2. Work with senior members of the Technology, Operations, and Risk leadership teams to ensure that remediation plans are implemented and tracked accordingly.
3. Lead and support annual business recovery exercises, which may include Dedicated Recovery Sites (DRS), Remote Access, Alternate Office, and Work Transfer, depending on function and location.
4. Help the business functions to conduct periodic Business Impact Analysis, identify recovery requirements, and work with the business continuity coordinators to develop and implement recovery plans in the event of a business disruption.
5. Identify opportunities for strategic improvement or mitigation of business interruption and other risks caused by business, regulatory, or industry-specific change initiatives.
6. Plan and coordinate all business continuity testing and exercises. Coordinate and facilitate regular, complete, and significant BCM tests and post-exercise reports.
7. Work closely with IT, Operations, and other business units to develop/maintain DR plans for critical systems and applications and to ensure that internal recovery sites are updated and functioning properly. This includes reviewing business impact assessment reports and conducting challenge sessions to ensure appropriate tiering and Recovery Time Objective/Maximum Tolerable Period of Disruption levels are assigned.
8. Liaise with Business Continuity Coordinators to develop effective working relationships.
9. Liaise with contract owners and lead the company's BCM readiness assessment for Third Parties.

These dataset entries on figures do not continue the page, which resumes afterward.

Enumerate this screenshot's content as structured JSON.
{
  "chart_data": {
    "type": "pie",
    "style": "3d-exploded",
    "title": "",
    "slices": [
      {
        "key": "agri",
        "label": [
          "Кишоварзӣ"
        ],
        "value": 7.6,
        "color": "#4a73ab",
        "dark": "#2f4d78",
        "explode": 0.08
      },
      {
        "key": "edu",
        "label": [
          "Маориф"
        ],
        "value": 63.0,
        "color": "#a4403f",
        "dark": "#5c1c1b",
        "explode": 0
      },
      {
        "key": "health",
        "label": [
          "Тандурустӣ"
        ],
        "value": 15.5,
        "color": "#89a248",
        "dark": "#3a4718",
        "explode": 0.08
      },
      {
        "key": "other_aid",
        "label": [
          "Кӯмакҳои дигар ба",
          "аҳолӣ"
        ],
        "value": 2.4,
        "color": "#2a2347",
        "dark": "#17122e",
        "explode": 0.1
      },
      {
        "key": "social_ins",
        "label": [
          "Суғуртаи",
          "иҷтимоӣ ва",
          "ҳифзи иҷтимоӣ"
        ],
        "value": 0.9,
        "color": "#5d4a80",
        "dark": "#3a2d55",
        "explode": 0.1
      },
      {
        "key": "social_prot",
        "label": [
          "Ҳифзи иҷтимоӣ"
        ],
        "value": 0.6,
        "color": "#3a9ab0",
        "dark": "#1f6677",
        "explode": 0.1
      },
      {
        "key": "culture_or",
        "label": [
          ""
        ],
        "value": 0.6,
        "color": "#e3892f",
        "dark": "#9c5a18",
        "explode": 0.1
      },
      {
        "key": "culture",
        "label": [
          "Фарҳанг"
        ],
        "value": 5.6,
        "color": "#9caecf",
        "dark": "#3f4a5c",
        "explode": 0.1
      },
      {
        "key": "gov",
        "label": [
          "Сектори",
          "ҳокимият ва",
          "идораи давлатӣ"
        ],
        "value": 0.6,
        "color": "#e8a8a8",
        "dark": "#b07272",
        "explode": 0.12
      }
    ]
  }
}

10. Perform threat and risk assessments pertaining to Business Continuity to identify points of vulnerability, single points of failure, and identify risk avoidance and mitigation strategies.
11. Assist in crisis management as BCM subject matter expert in the event of a business interruption.
12. Provide regular status updates until closure to Group/BU key stakeholders during major incidents.
13. Develop and deliver appropriate BCM education and awareness programs.
14. Develop regular BCM program status reports to Group and local management.
15. Analyze and report on implications of regulatory requirements and industry guidance on BCP/DR programs.